Возмущенно вскрикнув, его полуобнаженная дама изо всех сил ударила его в подбородок.

– Ты… ты, жирный громила-обманщик! Ты почти заставил меня поверить в свои невероятные сказки насчет прихода из прошлого, а теперь показываешь, что ты всего лишь актер, и дразнишь меня перевранным Шекспиром!

Джеффри считал, что комплимент у него получился необычайно удачным, и оттого что Джульетта его отвергла, ему было больнее, чем от удара.

– Ты говоришь чепуху, женщина. Я не знаю никакого Шекспира и не могу тебя им дразнить. И, – тут он многозначительно посмотрел на свой подтянутый живот, – я совсем не толстый и не актер, хоть ты упорно меня так называешь.

– Ха! – Она снова оскорбила его, хоть и произнесла это слово со странной дрожью в голосе, словно это он нанес ей рану, а не наоборот.
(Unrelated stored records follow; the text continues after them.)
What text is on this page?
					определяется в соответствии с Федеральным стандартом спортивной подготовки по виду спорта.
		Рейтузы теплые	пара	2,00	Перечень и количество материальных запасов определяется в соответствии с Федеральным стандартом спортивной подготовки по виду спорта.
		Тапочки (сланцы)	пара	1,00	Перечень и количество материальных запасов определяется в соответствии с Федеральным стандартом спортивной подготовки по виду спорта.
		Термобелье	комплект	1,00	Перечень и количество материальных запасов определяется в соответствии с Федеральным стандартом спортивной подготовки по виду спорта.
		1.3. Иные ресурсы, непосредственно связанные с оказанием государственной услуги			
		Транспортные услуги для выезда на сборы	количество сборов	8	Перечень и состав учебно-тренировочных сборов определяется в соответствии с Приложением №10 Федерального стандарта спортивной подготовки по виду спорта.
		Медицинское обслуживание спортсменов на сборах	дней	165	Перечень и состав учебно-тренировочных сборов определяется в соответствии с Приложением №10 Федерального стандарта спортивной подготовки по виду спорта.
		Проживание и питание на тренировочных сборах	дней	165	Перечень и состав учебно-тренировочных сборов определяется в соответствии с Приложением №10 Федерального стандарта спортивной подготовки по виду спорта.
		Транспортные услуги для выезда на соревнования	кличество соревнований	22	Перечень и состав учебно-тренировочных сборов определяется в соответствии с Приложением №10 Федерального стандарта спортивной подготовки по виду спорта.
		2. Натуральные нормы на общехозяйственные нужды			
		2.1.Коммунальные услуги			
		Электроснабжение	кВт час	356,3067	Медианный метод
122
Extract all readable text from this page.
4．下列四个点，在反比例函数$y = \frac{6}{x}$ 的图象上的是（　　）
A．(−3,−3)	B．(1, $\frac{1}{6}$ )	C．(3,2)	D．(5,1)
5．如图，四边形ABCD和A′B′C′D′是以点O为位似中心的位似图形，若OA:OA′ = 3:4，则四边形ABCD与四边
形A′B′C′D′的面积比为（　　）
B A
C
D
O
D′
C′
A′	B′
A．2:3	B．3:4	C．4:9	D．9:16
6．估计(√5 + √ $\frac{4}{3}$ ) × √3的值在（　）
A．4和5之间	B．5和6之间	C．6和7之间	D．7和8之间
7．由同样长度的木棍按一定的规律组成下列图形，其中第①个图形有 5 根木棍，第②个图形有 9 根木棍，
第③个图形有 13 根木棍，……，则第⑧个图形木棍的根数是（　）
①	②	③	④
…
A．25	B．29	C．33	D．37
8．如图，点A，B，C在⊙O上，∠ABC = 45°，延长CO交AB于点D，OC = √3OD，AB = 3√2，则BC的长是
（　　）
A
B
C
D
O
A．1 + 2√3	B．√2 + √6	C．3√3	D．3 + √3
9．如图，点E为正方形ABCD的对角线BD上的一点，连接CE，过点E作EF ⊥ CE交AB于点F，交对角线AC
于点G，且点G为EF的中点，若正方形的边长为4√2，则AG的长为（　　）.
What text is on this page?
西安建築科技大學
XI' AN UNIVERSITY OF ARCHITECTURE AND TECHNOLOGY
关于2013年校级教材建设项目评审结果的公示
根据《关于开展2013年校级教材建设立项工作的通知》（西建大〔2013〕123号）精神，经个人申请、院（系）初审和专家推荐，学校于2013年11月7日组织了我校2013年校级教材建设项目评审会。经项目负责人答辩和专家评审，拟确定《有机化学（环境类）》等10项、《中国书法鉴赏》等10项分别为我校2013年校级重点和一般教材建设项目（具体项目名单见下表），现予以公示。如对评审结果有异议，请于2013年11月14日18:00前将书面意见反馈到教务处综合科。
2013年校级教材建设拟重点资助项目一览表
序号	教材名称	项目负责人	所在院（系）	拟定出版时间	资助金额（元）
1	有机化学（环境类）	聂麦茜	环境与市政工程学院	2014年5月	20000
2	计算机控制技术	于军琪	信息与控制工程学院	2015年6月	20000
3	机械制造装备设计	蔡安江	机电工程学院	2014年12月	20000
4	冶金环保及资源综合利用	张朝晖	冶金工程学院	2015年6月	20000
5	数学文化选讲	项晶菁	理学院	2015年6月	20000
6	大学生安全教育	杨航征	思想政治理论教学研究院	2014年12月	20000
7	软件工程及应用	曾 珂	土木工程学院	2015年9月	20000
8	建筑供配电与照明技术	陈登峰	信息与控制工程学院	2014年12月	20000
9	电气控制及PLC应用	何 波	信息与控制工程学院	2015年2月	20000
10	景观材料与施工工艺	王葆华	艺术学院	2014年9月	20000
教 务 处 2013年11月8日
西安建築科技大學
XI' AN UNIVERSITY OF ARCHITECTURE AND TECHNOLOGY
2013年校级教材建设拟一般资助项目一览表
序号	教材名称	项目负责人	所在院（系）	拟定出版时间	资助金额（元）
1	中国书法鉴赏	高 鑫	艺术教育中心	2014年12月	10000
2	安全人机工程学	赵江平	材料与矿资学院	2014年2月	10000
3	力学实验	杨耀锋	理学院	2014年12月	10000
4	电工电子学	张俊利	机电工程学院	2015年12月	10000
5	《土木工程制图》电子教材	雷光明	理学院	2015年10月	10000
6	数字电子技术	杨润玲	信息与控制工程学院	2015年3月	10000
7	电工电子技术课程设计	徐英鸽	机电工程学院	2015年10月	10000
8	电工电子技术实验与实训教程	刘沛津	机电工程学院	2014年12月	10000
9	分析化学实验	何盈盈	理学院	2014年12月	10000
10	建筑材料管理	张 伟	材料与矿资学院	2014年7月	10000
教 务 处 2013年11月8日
Джульетта стремительно всунула руки в рукава, но так как один из них был почти оторван, то голубая ткань спустилась с плеча, обнажив ее левую грудь. Казалось, она даже не заметила, насколько соблазнительно выглядит. – Тогда скажи мне, мистер якобы рыцарь из тысяча двести восемьдесят третьего года от Рождества Христова: кто, кроме актеров, мог бы почти дословно знать фразу, написанную через триста лет после того, как ты жил? Я никогда не думала, что буду благодарна моему одержимому отцу за то, что он наградил меня таким… таким романтическим именем!

Право, очень трудно было сосредоточиться на ее бессмысленных попреках, когда ее грудь выглядывала из-под платья нахальным приглашением.

– Именем? Что значит имя?

– Ты делаешь все только еще хуже! – Невероятно, но на глазах у нее выступили слезы. – Еще немного, и ты забудешь об этих сказках насчет рыцаря и начнешь утверждать, что ты Ромео Монтекки. Давай уж я докончу за тебя: «Что значит имя? Роза пахнет розой, хоть розой назови ее, хоть нет».

Джеффри протянул к ней руки, но она оттолкнула их. Ему отчаянно хотелось привлечь ее к себе, обнять покрепче.

– Почему ты обвиняешь меня в том, что я выдаю себя за итальянца и даю новые имена цветам? – Это предвещало неприятную перемену в ее отношении к нему. – Я не могу понять, почему ты так расстроилась, Джульетта. Ты произносишь слова, но ничего не говоришь.

– Прекрати! – Встающее солнце послало в их сторону первые робкие лучи, осветив слезы гнева, которые стояли в ее глазах, но не проливались. – Мой отец назвал меня именем девушки из той пьесы. Когда я была маленькая, он все повторял и повторял мне отрывки оттуда, пока я не выучила наизусть чуть ли не все роли.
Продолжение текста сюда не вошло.